The benefits are that salespeople no longer need to carry documents or a laptop while they work, as they can access and share all the necessary information from their mobile phones. Salespeople can present properties to customers from an iPad, or they can present property images on a large TV using HD via apple TV.
“We use mobile apps, Sitecore CMS and .net development to deliver most of our goals. The real value is in our data, in regards to how we manage it and then present information to staff and customers.
“New projects and infrastructure upgrades are presented and prioritised on the IT programme of work. Approximately 50 per cent of work maintains existing capability, with the other 50 per cent creating new stuff that customers want.”
The infrastructure team, service desk, dev team, DevOPs, QA team, web team, UX, CTO, CIO, BA team all work open plan in close proximity of each other, so decision and actions are made quickly, he says.
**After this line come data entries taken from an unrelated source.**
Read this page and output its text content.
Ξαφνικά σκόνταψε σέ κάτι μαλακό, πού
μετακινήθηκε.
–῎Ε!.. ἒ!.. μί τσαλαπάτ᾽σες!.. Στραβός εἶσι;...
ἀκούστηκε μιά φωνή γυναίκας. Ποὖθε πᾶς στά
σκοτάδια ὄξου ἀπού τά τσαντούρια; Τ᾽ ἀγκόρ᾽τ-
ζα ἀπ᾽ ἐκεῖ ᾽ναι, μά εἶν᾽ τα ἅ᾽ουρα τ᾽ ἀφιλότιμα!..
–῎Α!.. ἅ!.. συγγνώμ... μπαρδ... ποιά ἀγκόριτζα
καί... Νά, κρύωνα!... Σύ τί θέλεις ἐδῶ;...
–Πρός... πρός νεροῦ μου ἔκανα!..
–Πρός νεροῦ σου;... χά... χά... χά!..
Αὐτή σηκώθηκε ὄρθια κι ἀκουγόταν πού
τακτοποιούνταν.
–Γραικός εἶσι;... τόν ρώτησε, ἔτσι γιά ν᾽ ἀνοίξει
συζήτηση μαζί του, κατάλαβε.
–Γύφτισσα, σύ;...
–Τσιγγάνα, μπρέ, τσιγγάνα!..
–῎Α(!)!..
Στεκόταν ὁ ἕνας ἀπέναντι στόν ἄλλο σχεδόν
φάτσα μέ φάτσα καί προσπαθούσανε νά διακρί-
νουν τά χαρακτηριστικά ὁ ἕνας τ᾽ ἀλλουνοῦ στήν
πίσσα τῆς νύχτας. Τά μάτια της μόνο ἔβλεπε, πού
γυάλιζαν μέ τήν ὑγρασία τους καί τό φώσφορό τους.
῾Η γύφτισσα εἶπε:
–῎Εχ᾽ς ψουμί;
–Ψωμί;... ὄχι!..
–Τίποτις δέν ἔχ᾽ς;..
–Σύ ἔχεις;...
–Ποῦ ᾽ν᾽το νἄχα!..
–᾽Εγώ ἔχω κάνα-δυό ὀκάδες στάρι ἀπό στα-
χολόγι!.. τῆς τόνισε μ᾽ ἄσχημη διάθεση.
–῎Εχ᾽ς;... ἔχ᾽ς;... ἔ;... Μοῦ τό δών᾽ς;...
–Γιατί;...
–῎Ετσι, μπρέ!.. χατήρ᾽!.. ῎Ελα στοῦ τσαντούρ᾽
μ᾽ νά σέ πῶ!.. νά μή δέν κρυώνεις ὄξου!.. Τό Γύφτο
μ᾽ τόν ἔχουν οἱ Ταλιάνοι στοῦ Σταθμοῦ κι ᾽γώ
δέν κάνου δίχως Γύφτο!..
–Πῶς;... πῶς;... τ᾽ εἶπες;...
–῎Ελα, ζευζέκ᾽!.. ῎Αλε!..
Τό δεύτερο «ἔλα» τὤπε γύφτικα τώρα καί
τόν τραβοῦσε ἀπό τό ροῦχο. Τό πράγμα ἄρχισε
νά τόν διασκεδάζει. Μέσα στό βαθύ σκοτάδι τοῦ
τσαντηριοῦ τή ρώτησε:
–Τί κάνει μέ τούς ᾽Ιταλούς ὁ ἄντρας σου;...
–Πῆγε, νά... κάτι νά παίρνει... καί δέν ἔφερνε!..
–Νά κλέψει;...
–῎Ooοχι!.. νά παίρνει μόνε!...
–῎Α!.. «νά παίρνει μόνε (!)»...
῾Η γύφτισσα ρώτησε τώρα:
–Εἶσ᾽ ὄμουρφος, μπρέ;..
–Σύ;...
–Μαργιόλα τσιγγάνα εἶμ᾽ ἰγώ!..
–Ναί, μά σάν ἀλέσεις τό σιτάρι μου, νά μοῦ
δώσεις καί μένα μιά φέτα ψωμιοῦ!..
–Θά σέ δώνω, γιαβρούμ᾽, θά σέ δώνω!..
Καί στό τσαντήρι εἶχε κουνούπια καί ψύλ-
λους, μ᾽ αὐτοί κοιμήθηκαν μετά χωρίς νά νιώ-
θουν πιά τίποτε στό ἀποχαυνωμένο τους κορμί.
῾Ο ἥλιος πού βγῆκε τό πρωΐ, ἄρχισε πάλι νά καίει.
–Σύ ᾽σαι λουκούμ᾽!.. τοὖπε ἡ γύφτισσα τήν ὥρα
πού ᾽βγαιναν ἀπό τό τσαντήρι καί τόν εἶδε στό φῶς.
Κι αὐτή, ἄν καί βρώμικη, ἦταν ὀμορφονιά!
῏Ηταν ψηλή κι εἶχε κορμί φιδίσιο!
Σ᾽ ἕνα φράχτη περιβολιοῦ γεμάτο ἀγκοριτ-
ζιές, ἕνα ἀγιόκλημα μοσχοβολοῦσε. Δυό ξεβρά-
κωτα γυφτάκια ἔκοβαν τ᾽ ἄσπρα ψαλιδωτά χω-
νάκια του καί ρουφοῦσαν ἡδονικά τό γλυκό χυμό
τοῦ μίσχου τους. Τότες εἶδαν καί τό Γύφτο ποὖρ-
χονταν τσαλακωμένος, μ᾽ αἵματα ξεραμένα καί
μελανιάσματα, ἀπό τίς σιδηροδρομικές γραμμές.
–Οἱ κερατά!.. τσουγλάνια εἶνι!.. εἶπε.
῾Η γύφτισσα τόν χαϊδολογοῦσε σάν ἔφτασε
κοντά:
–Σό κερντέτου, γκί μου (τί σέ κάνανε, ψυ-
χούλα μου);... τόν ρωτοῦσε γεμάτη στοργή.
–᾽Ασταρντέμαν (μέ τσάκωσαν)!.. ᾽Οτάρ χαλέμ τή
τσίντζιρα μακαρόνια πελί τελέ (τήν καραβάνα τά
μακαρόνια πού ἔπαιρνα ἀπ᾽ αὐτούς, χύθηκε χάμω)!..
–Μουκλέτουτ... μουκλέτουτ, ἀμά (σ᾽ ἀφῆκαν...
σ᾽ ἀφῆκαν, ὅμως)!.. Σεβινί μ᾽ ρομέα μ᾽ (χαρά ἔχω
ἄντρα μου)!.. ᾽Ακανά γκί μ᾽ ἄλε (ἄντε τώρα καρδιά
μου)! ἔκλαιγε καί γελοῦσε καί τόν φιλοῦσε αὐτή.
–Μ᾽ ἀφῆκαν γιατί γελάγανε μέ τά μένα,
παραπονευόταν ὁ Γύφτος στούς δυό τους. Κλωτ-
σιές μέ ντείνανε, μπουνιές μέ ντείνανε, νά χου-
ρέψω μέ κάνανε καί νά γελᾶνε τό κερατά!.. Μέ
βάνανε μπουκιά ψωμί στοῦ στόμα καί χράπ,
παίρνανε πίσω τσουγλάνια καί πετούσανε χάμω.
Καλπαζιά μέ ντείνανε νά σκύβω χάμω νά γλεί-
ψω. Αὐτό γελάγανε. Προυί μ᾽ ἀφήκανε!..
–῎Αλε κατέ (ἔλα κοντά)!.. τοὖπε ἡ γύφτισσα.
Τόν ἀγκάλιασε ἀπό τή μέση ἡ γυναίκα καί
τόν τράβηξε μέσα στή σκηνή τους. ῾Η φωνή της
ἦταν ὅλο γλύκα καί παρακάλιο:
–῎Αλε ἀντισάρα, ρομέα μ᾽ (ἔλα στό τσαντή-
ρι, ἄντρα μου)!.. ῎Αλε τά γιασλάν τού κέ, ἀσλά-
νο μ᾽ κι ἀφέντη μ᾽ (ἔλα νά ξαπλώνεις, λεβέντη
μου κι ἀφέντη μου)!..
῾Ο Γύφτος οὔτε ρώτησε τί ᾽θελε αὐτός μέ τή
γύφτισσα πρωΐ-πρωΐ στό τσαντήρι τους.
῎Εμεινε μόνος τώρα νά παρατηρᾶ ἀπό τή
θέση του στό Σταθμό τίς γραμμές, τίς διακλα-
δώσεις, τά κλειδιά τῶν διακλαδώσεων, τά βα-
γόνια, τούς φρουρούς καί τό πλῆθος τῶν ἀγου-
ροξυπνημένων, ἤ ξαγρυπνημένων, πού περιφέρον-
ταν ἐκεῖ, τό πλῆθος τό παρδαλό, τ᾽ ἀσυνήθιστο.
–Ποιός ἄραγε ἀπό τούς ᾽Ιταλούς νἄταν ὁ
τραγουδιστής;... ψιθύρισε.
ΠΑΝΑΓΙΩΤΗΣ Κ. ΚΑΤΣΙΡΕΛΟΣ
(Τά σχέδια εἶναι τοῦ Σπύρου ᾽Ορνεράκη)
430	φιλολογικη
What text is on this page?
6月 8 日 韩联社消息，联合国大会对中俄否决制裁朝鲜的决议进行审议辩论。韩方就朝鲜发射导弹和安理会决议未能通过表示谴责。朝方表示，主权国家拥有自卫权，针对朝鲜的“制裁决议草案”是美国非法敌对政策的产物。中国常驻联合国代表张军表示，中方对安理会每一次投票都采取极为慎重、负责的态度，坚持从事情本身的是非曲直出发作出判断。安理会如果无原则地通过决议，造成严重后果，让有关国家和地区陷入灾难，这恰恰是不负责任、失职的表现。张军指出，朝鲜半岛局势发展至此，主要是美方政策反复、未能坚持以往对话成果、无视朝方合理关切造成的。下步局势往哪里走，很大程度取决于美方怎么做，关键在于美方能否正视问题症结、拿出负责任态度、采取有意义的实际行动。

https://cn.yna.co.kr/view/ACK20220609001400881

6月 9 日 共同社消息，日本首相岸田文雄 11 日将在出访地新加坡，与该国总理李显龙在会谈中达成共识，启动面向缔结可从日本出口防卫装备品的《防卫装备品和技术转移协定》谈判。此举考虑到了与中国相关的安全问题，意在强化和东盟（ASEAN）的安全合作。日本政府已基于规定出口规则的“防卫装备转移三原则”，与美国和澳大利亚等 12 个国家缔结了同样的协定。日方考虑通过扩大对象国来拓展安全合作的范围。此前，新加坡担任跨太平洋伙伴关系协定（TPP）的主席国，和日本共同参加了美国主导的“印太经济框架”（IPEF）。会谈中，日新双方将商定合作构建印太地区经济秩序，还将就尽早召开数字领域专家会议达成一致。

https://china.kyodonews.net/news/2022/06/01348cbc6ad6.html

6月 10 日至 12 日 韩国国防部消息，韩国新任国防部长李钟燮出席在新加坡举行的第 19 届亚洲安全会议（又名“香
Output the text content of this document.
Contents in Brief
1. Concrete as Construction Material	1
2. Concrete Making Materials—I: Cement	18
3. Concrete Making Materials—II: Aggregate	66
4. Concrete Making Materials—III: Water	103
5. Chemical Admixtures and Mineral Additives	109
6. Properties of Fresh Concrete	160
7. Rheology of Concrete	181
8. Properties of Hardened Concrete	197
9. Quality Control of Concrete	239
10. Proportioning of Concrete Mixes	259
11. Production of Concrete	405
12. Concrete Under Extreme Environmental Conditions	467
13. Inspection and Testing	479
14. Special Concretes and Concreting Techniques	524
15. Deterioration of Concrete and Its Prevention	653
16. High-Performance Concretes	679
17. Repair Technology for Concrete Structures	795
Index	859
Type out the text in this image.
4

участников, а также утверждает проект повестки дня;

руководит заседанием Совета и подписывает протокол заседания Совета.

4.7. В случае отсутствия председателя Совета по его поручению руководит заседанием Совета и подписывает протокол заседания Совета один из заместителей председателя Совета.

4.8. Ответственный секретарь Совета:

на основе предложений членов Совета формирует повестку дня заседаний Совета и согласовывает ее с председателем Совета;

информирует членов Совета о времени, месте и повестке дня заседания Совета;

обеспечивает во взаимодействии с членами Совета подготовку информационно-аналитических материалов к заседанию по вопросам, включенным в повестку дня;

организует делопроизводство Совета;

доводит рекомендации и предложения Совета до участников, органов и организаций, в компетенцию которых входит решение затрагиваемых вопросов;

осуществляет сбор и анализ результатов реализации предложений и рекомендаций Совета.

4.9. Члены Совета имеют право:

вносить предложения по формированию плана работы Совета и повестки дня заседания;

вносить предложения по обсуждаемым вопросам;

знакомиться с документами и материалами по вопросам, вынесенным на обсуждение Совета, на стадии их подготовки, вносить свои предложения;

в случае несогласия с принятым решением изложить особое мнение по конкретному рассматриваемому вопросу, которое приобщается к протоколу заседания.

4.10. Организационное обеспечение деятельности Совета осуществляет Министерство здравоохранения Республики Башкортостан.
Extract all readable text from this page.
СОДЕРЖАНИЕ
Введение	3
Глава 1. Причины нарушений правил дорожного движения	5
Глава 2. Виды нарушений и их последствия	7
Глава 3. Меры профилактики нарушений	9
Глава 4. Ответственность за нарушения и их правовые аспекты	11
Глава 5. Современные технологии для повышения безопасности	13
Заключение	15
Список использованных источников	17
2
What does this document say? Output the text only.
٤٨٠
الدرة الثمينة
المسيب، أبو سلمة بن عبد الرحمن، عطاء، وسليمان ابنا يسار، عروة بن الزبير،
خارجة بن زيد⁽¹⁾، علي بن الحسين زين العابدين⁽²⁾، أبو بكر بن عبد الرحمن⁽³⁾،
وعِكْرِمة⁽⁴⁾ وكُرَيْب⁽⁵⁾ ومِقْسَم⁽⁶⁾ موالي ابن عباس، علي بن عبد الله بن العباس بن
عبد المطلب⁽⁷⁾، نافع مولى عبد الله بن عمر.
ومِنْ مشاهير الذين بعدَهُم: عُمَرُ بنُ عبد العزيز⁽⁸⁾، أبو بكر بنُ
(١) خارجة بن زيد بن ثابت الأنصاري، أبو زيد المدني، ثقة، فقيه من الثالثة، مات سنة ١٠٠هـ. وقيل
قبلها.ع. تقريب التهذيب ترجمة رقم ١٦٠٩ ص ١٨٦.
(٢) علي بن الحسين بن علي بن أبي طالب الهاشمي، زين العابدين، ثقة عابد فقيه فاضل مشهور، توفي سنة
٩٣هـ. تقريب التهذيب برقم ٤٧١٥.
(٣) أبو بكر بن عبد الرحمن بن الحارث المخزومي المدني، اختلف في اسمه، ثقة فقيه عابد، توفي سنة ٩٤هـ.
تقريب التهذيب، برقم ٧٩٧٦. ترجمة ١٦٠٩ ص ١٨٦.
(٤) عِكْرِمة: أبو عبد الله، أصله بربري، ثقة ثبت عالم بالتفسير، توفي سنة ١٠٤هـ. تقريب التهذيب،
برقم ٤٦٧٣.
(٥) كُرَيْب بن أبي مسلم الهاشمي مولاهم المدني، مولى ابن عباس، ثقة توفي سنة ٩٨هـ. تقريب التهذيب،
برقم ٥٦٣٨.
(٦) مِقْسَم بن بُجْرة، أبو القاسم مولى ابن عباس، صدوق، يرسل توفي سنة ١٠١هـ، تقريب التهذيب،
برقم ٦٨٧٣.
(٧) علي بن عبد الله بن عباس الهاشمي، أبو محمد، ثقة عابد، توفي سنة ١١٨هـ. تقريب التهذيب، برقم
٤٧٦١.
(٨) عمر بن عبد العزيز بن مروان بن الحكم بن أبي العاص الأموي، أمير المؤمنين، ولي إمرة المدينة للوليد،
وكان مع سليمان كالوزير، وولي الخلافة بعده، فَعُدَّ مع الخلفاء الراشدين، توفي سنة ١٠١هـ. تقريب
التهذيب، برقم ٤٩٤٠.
“Most are involved in support activities and new projects. This means they have excellent working knowledge of the business and can understand the impact of new initiatives that they are building.
“These teams (not the CIO) choose their own tools and technology direction, which creates a sense of ownership and responsibility to deliver great work. This approach has created a positive culture that delivers high value low cost IT activities,” he says.
Casey reports to Kiri Barfoot, a company director and is a member of the executive team.
“I am proactive with the Board by publishing an annual programme of work and budget for approval while new ideas, additional funds and increased head count, can be presented at any time during the year. Progress is reported to the Board every six weeks,” he states.
The executive team meets every month, with a sole focus on new initiatives that will create long-term value, says Casey.
Every Tuesday morning, Casey presents for 30 minutes at a Barfoot Thompson branch meeting attended by salespeople. With 68 branches it takes 20 months to complete them all before repeating the cycle.
Some of his recent topics were: How technology is changing marketing and sales activities; customer expectations and brand experience; why video is such a powerful way to build your profile; how their mobile app can be used effectively in customer conversations; and why there is a power shift to the customer.
“This gives me a good profile within the company and people frequently contact me directly with suggestions or advice.”
IT messages are included in a weekly all staff email sent by the marketing team. As well, a customer monitor email tool is used to measure the impact of these emails. This email can include the notification of new system features or a new tech training video.
“Every February, we send an annual IT survey to more than 2000 staff. In 2016, there were 784 responses. We have excellent results in many areas,” he says. “Ninety five per cent of respondents rate the IT service desk as good or excellent, and 80 per cent of respondents rate systems changes made as good or excellent.”
Barfoot Thompson has a team of 22 permanent IT staff and 10 onsite contract staff. It’s a culturally diverse team with several members from Russia, China, India and New Zealand. There are four females in the team; two developers, one business analyst and one QA.
“I enjoy coaching team members to help with performance and career development. Over the years, some team members have progressed from entry level positions to senior roles in my team while others have been successful with specialisation. This has strengthened our team through retention of intellectual property, improved staff satisfaction and relatively low staff turnover.”